Strains, growth conditions and DNA isolation

The origins of the E. faecium strains of which the genome was sequenced are presented in Table 1. Stocks for these strains were stored at -80°C in Brain Heart Infusion (BHI) broth with 30% glycerol. Freezer stocks were streaked on Tryptic Soy Agar supplemented with 5% sheep blood (Becton Dickinson, Alphen aan den Rijn, The Netherlands). Single colonies were picked to inoculate 5 ml BHI. These cultures were grown for 18 hours at 37°C with shaking at 150 rpm and subsequently cells were pelleted by centrifugation at 4000 g for 10 min. Genomic DNA was isolated from the cell pellets using the Wizard Genomic DNA Purification kit (Promega, Leiden, The Netherlands) according to the manufacturer's instructions.

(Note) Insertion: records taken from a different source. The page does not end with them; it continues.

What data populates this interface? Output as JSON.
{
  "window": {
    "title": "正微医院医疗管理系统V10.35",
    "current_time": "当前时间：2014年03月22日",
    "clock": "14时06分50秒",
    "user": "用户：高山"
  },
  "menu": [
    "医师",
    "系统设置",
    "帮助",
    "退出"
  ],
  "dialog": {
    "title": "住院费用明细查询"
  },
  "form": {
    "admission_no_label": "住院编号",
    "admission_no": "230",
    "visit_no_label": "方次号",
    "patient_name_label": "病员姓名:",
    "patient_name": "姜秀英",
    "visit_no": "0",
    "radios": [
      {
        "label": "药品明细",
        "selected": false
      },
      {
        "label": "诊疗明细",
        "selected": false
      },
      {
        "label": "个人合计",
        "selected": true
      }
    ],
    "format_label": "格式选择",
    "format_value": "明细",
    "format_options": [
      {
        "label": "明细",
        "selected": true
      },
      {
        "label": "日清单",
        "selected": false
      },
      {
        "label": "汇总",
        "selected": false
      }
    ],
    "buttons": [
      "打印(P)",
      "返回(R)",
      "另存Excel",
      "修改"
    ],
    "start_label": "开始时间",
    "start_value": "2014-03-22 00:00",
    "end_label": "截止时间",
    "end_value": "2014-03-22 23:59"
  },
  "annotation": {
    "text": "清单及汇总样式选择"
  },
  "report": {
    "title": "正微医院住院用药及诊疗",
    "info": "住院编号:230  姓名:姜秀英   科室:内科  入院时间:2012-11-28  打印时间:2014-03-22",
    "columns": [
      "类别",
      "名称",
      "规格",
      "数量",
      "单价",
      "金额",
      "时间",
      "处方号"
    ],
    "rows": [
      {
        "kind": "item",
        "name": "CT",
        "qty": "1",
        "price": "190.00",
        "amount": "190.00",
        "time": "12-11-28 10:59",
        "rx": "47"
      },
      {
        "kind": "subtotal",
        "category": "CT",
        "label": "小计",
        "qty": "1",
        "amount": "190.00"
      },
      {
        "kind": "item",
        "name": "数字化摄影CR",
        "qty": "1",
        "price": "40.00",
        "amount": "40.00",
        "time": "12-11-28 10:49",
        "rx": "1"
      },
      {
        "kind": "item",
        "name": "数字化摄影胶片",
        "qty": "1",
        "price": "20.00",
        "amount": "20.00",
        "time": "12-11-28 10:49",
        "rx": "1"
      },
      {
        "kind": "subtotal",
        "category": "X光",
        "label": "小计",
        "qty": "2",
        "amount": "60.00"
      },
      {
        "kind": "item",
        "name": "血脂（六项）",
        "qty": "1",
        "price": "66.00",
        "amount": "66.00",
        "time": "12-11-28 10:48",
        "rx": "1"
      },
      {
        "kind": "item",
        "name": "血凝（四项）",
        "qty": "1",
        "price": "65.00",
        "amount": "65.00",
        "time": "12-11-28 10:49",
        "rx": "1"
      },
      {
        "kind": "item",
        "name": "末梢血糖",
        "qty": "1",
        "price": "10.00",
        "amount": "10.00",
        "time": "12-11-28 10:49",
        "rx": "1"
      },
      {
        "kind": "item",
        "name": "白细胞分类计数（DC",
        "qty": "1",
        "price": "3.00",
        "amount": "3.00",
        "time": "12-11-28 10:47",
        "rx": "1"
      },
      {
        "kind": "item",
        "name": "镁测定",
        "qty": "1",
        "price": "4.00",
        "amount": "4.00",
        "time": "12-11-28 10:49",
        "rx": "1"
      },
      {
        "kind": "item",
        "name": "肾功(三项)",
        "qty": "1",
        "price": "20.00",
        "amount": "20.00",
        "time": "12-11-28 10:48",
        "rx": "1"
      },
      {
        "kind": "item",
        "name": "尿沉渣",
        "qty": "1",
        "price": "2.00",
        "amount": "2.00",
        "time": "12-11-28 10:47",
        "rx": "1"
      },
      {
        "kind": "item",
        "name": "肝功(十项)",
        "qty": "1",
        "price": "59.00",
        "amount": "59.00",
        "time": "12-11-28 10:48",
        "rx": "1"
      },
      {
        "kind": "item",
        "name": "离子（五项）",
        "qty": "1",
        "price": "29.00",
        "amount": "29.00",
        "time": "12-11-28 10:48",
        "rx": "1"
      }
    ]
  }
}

MLST was performed as previously described [30]. It should be noted that we did not separate chromosomal DNA from plasmid DNA in the DNA preparations that were submitted for sequencing as it has been reported that many important characteristics of E. faecium (such as antibiotic resistance and virulence genes) are encoded on plasmids [21,79-81]. Plasmid content of the seven isolates was determined by PFGE on S1 nuclease treated total DNA according to previously published methods [81]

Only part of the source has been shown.